One of the problems challengers in the NYC area have is getting their message out in one of the most expensive media markets in the world. It's hard to get attention.

I suspect this will, though: NYC Mayor Mike Bloomberg, the former Republican who brought the '04 Bush-nominating Republican Convention to New York before leaving his party to become an independent, is going the rest of the way across the aisle - and the Hudson River - to endorse NJ Democratic House candidate Dennis Shulman against a Republican incumbent


Bloomberg to Endorse Dennis Shulman's Congressional Campaign

WHAT: New York City Mayor Michael Bloomberg will announce his endorsement of Dennis Shulman's campaign for New Jersey's Fifth District Congressional Seat. Bloomberg, who was elected mayor as a Republican and is now a registered Independent, will join Shulman on a telephone press conference on Tuesday at 9AM.

While I don't doubt that a really staggeringly bad performance (both as a congressman and a candidate)* by Shulman's opponent had a fair amount to do with this, there's a great deal to like about Dennis Shulman.

Throughout American history, the number of blind rabbis serving in Congress has remained steady at zero. In a cluttered campaign office next to the Naturoll sushi takeout in Haworth, New Jersey, Dennis Shulman is trying to change that...

Shulman graduated from Brandeis in 1972, and four years later he got a doctorate in clinical psychology from Harvard. His wife, Pam, was in medical school in New York, and eventually they set up practices in the city, hers as an obstetrician and his as a therapist to adults and couples. In 1981, they moved to New Jersey, where they raised two daughters, one of whom now works in Texas politics. “When I was in college, I thought I was going to be a rabbi when I grew up, but I had a spiritual crisis in my freshman year, when my high-school girlfriend died of leukemia,” Shulman said. “But the feeling never disappeared, and about ten or fifteen years ago I started giving lectures to psychoanalysts about Bible stories, starting with Abraham and Isaac. My friends could see before I could that I was heading back to my old ambition.” Ordained in 2003, Shulman conducts services every Saturday before a small congregation in the town of Alpine.

Even with two careers, he was restless. While teaching a course on the theologian Abraham Joshua Heschel, he became haunted by Heschel’s remark “To speak about God and remain silent on Vietnam is blasphemous.” “I read that and said, ‘Oh, shit, I have to run for office,’ ” Shulman recalled. “Besides, my wife was sick of me almost throwing my shoe at the television.”

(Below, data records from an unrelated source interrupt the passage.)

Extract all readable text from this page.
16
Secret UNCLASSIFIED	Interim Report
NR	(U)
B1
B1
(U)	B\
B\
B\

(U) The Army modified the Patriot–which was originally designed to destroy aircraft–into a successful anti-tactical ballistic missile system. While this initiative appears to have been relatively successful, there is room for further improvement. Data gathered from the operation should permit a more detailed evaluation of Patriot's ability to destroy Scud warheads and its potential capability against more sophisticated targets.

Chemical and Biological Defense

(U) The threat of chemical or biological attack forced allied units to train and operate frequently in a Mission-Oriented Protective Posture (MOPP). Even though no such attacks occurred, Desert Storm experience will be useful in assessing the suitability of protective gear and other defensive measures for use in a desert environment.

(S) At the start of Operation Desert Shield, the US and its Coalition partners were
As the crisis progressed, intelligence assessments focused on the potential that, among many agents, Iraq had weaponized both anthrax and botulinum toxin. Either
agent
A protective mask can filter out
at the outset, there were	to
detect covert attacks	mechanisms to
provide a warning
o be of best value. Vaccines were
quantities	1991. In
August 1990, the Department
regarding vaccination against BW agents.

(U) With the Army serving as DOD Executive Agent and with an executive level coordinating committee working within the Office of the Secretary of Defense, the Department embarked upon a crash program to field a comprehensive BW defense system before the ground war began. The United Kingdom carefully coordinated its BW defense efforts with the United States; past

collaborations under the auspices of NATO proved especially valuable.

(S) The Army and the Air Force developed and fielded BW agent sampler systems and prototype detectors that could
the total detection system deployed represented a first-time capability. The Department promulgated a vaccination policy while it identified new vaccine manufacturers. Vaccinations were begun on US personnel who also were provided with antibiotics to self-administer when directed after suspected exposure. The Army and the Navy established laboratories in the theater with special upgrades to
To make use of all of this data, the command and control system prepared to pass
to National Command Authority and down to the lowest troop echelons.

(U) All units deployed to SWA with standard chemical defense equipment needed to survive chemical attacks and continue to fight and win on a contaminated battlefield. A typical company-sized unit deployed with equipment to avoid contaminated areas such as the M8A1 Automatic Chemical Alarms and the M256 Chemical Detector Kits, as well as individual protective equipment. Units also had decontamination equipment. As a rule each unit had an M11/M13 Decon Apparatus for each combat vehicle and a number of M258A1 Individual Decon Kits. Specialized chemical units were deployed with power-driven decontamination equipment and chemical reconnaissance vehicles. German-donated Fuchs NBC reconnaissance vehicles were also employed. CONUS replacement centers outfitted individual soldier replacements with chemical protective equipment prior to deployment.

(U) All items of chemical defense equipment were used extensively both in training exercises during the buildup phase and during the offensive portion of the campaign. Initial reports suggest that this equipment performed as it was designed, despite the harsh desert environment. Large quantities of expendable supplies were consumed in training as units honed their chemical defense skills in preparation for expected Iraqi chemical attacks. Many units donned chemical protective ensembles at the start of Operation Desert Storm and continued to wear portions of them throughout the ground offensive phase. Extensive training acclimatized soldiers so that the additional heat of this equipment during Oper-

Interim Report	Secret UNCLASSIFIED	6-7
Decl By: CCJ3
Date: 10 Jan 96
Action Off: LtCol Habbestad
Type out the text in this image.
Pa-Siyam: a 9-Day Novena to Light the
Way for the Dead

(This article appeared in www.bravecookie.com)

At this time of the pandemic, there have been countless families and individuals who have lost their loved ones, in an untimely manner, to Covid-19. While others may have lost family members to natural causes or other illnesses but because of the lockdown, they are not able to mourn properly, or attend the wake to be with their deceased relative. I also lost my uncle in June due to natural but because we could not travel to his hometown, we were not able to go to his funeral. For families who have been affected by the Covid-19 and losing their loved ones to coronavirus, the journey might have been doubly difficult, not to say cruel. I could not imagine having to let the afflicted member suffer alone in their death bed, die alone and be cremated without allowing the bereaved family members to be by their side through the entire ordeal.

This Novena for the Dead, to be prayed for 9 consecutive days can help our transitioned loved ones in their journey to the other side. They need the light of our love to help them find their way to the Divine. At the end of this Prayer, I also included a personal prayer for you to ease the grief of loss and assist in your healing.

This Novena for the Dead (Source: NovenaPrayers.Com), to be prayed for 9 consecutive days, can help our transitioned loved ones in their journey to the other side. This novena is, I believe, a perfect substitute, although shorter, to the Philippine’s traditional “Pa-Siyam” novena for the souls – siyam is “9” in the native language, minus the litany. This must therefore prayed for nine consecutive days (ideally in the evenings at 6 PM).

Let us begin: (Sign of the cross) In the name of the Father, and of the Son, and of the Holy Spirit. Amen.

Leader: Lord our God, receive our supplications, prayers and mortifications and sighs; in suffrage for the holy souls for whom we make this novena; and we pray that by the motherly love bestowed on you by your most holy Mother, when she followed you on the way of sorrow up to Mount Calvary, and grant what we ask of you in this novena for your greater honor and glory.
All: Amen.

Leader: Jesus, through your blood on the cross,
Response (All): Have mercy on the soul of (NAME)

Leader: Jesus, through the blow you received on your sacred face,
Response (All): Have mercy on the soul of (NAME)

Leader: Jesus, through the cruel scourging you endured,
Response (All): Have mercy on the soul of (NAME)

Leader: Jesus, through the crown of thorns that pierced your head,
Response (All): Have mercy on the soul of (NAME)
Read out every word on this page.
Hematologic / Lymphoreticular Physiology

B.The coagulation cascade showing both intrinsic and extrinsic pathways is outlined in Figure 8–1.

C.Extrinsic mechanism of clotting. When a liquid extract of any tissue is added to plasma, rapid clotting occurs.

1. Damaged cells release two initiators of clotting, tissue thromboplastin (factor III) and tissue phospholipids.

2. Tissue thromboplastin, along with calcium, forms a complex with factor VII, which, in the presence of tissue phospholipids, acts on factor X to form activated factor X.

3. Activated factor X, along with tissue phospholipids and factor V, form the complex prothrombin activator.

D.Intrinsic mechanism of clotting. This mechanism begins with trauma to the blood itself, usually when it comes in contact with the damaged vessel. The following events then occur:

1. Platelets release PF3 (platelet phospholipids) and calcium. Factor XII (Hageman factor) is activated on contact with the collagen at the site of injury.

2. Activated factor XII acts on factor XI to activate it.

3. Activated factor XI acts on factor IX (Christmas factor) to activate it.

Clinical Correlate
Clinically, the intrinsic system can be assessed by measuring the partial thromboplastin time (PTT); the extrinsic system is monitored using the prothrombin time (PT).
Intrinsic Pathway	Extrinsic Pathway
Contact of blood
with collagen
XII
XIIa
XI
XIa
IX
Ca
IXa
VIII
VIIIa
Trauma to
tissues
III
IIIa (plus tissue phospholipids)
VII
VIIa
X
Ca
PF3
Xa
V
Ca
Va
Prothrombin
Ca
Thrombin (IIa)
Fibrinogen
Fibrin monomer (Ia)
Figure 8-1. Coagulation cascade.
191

Rabbi Shulman also has the NY Times endorsement,** and he seems to have made a pretty good impression on folks around here when he came by to visit as a guest of Blue America last year. He's recently been added to the DCCC's Red to Blue program.

You can donate to Dennis Shulman here.

After all, how could you not want to help this guy?

'r. Shulman also figures that having David A. Paterson as governor of New York could help people feel comfortable with his candidacy.

“He’s been very supportive,” the rabbi said. “When I won the primary, he called to support me, and we agreed that blindness is the new gay.”

A bit more about Mr. Garrett ... from the Bergen Record:

"In a nasty campaign season, Garrett hasn't just crossed a line; he climbed in a tank and rolled over most levels of decency.

"Last week, Garrett mailed a campaign piece tying his Democratic challenger, Dennis Shulman, to Iranian President Mahmoud Ahmadinejad.

"Shulman is a rabbi. To suggest that a rabbi is going to walk hand in hand with someone who would advocate for the destruction of Israel is shameless and despicable. It's also desperate."


"In a Garrett commercial I watched on the Internet, the congressman claims Shulman is too extreme for New Jersey, showing images of Ahmadinejad and Shulman simultaneously. Garrett asks, "What do voters know about Dennis Shulman?"

"Maybe not enough.

"But based on this hate campaign, voters also should ask what they know about Scott Garrett.

"Maybe too much."

Garrett's voting record is here, and some information about what he accomplished as a champion of deregulation on the House Financial Services Committee is here.